En vos mots 945

La lectrice peinte par Nathan Bertling ne devrait pas être à court de livres à lire pour un moment. Mais quelles sont ses préférences? Comment choisit-elle ce qu’elle va lire? Y va-t-elle au hasard? Se laisse-t-elle guider par les titres, les résumés, les auteurs? À vous de nous raconter en vos mots ce qui vous vient en tête en regardant cette lectrice.
Comme le veut l’habitude, aucun commentaire ne sera validé avant dimanche prochain. Vous avez donc plus que le temps de faire vivre ce tableau à votre façon, de lire les textes déposés sur la scène livresque de dimanche dernier, et même de commenter ceux-ci si vous en avez envie. C’est avec plaisir que nous vous lirons.
D’ici là, bon dimanche, bonne semaine et bon début de mois à tous les envosmotistes et à celles et ceux qui les liront.
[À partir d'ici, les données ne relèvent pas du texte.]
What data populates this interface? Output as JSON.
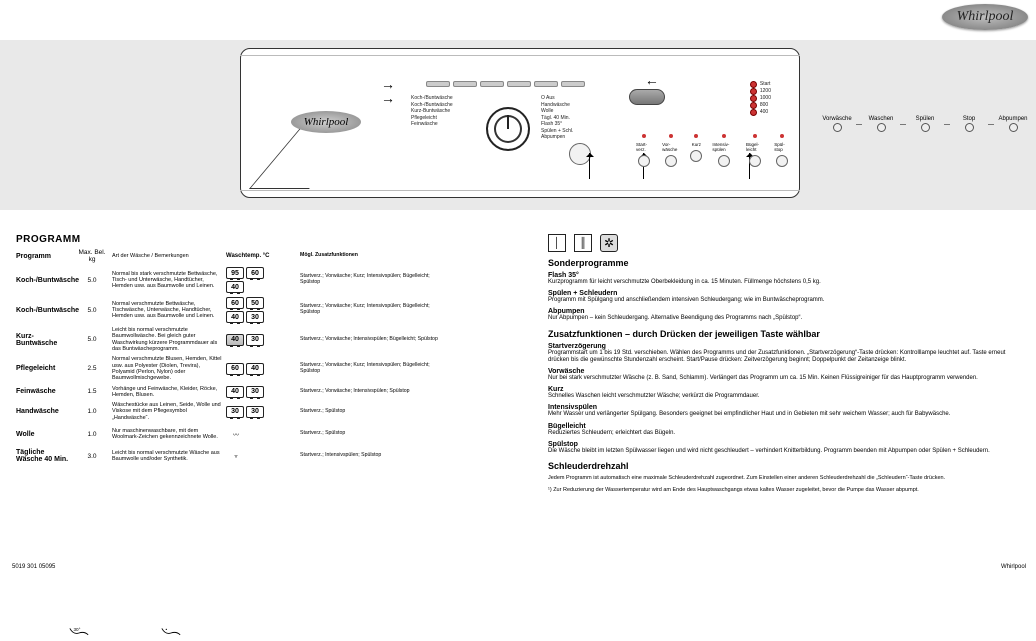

Anne se désole quelquefois, car elle n’a plus jamais le temps de lire un livre entier. Elle dispose pourtant d’une énorme bibliothèque, que beaucoup lui envieraient. Elle a bien essayé de venir à bout d’un roman en en ingurgitant quelques pages quand elle le pouvait. Mais d’une fois à l’autre elle oubliait où elle en était, ce qui s’était passé. Elle avait perdu le fil. Et quoi d’étonnant! De plus, il arrivait qu’elle se sente si fatiguée qu’elle n’arrivait pas à se concentrer longtemps. Où était l’époque où elle était tenue en haleine au point de ne pas lâcher son livre de toute la nuit? Maintenant, il lui était arrivé de tomber endormie après une ou deux pages! D’ailleurs, pour cette raison, plus moyen actuellement de lire au lit. Heureusement, elle a trouvé un moyen miraculeux de rester en contact avec ses bien-aimés compagnons de lecture. Chaque soir, elle s’assoit quelques minutes dans sa chère bibliothèque. Et elle prend d’abord quelques bonnes respirations. Puis elle se saisit d’un ou deux livres, en général au hasard. Parfois aussi, elle les choisit soigneusement. Parce que surgit en elle une envie bien particulière. Elle les feuillette alors, et en hume l’odeur. Y retrouve fréquemment une coupure de journal, une image, une fleur séchée. Le souvenir lui revient, souvent ému, de la période et du lieu où cet ouvrage l’a tendrement accompagnée. Elle cueille ensuite quelques phrases, qu’elle savoure et laisse fondre très doucement, à dose homéopathique. Comme un bonbon sous la langue. Avec une satisfaction raffinée de gourmet. Puis elle s’en va dormir tranquillement, totalement nourrie de cette présence si réconfortante, de ce plaisir si pur qu’elle est allée réveiller. Tout en rêvant à un futur où elle aura moins de travail, et où elle pourra redevenir la lectrice tellement gourmande qu’elle était auparavant.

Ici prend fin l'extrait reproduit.